Les pharmaciens allemands s'opposent à de nouvelles mesures d'économie
L'Association des pharmaciens allemands (ABDA) critique une nouvelle proposition législative qui augmenterait la charge financière des pharmacies. L'ABDA affirme que les pharmacies ont déjà économisé des milliards.

L'Association des pharmaciens allemands (ABDA) a exprimé sa critique à l'égard d'une nouvelle proposition législative qui imposerait des charges financières supplémentaires aux pharmacies. Bien qu'elle soutienne l'objectif de stabiliser les taux de cotisation de l'assurance maladie légale, l'association soutient que des pressions économiques supplémentaires sur les pharmacies sont disproportionnées et préjudiciables compte tenu du sous-financement chronique du secteur.
L'ABDA a soumis sa déclaration sur le projet de loi concernant la stabilisation des taux de cotisation dans le système d'assurance maladie légale (GKV-Beitragssatzstabilisierungsgesetz). La proposition comprend une augmentation de la surtaxe pharmaceutique de 1,77 € à 2,07 € par médicament prescrit, à compter de 2027, au profit des caisses d'assurance maladie. Le président de l'ABDA, Thomas Preis, a souligné que les pharmacies avaient déjà contribué à des économies de plusieurs milliards pour les caisses d'assurance maladie entre 2013 et 2026 en raison du manque d'ajustement de la rémunération fixe par boîte, leurs honoraires n'ayant pas été adaptés aux développements économiques généraux.
M. Preis a déclaré qu'une nouvelle réduction de la rémunération des pharmacies, déjà augmentée progressivement, serait inacceptable et mettrait en péril la sécurité de planification financière des pharmacies.
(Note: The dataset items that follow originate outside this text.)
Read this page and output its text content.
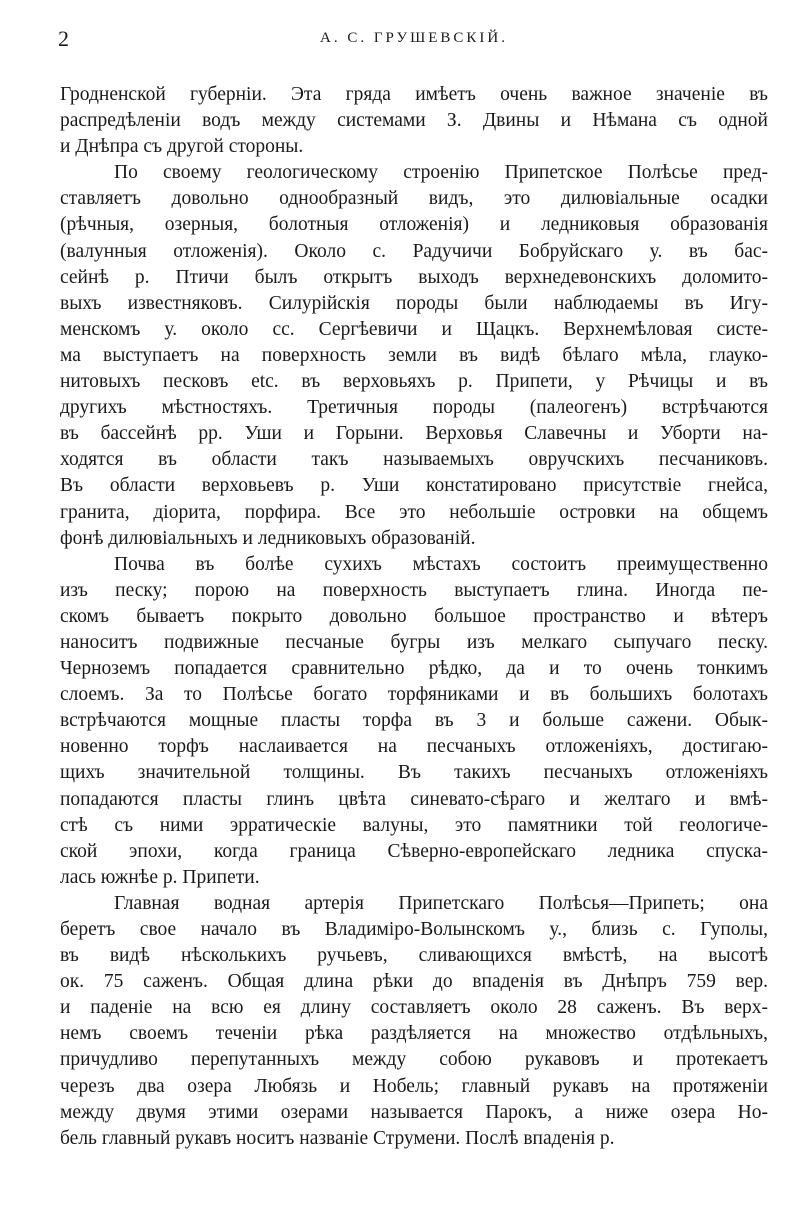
2	А. С. ГРУШЕВСКІЙ.
Гродненской губерніи. Эта гряда имѣетъ очень важное значеніе въ
распредѣленіи водъ между системами З. Двины и Нѣмана съ одной
и Днѣпра съ другой стороны.
По своему геологическому строенію Припетское Полѣсье пред-
ставляетъ довольно однообразный видъ, это дилювіальные осадки
(рѣчныя, озерныя, болотныя отложенія) и ледниковыя образованія
(валунныя отложенія). Около с. Радучичи Бобруйскаго у. въ бас-
сейнѣ р. Птичи былъ открытъ выходъ верхнедевонскихъ доломито-
выхъ известняковъ. Силурійскія породы были наблюдаемы въ Игу-
менскомъ у. около сс. Сергѣевичи и Щацкъ. Верхнемѣловая систе-
ма выступаетъ на поверхность земли въ видѣ бѣлаго мѣла, глауко-
нитовыхъ песковъ etc. въ верховьяхъ р. Припети, у Рѣчицы и въ
другихъ мѣстностяхъ. Третичныя породы (палеогенъ) встрѣчаются
въ бассейнѣ рр. Уши и Горыни. Верховья Славечны и Уборти на-
ходятся въ области такъ называемыхъ овручскихъ песчаниковъ.
Въ области верховьевъ р. Уши констатировано присутствіе гнейса,
гранита, діорита, порфира. Все это небольшіе островки на общемъ
фонѣ дилювіальныхъ и ледниковыхъ образованій.
Почва въ болѣе сухихъ мѣстахъ состоитъ преимущественно
изъ песку; порою на поверхность выступаетъ глина. Иногда пе-
скомъ бываетъ покрыто довольно большое пространство и вѣтеръ
наноситъ подвижные песчаные бугры изъ мелкаго сыпучаго песку.
Черноземъ попадается сравнительно рѣдко, да и то очень тонкимъ
слоемъ. За то Полѣсье богато торфяниками и въ большихъ болотахъ
встрѣчаются мощные пласты торфа въ 3 и больше сажени. Обык-
новенно торфъ наслаивается на песчаныхъ отложеніяхъ, достигаю-
щихъ значительной толщины. Въ такихъ песчаныхъ отложеніяхъ
попадаются пласты глинъ цвѣта синевато-сѣраго и желтаго и вмѣ-
стѣ съ ними эрратическіе валуны, это памятники той геологиче-
ской эпохи, когда граница Сѣверно-европейскаго ледника спуска-
лась южнѣе р. Припети.
Главная водная артерія Припетскаго Полѣсья—Припеть; она
беретъ свое начало въ Владиміро-Волынскомъ у., близь с. Гуполы,
въ видѣ нѣсколькихъ ручьевъ, сливающихся вмѣстѣ, на высотѣ
ок. 75 саженъ. Общая длина рѣки до впаденія въ Днѣпръ 759 вер.
и паденіе на всю ея длину составляетъ около 28 саженъ. Въ верх-
немъ своемъ теченіи рѣка раздѣляется на множество отдѣльныхъ,
причудливо перепутанныхъ между собою рукавовъ и протекаетъ
черезъ два озера Любязь и Нобель; главный рукавъ на протяженіи
между двумя этими озерами называется Парокъ, а ниже озера Но-
бель главный рукавъ носитъ названіе Струмени. Послѣ впаденія р.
Cela rendrait également la création de nouvelles pharmacies peu attrayante, en particulier dans les régions structurellement plus faibles, ce qui pourrait affecter la prestation de soins pharmaceutiques à l'échelle nationale.
L'association lance un appel au Bundestag pour qu'il tienne compte du veto du Bundesrat et empêche une nouvelle faiblesse du système pharmaceutique. L'ABDA a également rappelé que les décideurs politiques et la société s'accordent sur la nécessité de renforcer les pharmacies et d'étendre leurs services pharmaceutiques pour sécuriser les soins primaires et la résilience des soins de santé face aux crises à l'avenir.